I'm trying to solve this problem from my abstract algebra course:
The lower central series of a group $G$ is defined by means of $L_0=G$, $L_{n+1}=[G,Ln]=\langle[g,h]:g\in G,h\in L_n\rangle$, for any $n\geq 0$.
a) Prove that $L_n\unlhd G$ for any $n\geq 0$.
b) Show that we have indeed a descending series: $L_0\unrhd L_1 \unrhd > L_2 \cdots$.
c) Prove that for any $n$, $L_n/L_{n+1}\leq Z(G/L_{n+1})$.
d) Prove that the group $G$ is nilpotent if and only if $L_n=1$ for some $n$.

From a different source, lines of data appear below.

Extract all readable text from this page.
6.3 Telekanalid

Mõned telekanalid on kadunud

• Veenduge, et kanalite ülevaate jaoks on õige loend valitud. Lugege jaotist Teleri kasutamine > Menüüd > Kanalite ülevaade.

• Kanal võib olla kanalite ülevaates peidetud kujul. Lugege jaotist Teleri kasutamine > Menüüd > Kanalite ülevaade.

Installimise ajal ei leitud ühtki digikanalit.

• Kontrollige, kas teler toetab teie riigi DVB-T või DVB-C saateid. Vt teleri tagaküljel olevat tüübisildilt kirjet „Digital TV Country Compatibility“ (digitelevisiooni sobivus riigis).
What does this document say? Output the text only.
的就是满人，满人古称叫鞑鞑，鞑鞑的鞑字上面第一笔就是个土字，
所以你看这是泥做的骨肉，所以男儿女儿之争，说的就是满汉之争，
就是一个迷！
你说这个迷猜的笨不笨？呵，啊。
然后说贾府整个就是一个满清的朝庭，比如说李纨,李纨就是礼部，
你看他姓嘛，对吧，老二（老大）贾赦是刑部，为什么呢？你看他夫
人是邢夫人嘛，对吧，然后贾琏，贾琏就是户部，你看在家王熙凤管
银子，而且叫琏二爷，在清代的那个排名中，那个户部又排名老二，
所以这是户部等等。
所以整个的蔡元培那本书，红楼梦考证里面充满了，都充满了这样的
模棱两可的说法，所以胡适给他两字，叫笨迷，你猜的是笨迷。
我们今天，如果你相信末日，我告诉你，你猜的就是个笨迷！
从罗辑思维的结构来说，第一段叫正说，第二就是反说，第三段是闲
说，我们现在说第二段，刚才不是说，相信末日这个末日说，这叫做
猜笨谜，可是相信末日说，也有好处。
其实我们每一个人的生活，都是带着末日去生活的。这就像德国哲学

The work I've done so far:
a) I first started trying to solve the a) question using induction. The base case is true ($L_0=G\unlhd G$), so now I assume it verifies for some $n$ and try to prove that it also verifies for $n+1$ then. Despite this, I've not been able to see how to prove it, so I'll need help here.
b) This one was easy considering true the a) statement: using induction again, It's clear that $L_0\unrhd L_1$, since $L_1=[G,G]=G'$. So I try to see if for any $n$, $L_n\unrhd L_{n+1}$. Considering $[g,h]=ghg^{-1}h^{-1}\in L_{n+1}$, notice that by definition $h^{-1}\in L_n$, and since it's normal for a), then $ghg^{-1}\in L_n$ too, so we conclude that $L_n\unrhd L_{n+1}$.
For questions c) and d) I still don't know where to start.
Any help will be appreciated, thanks in advance.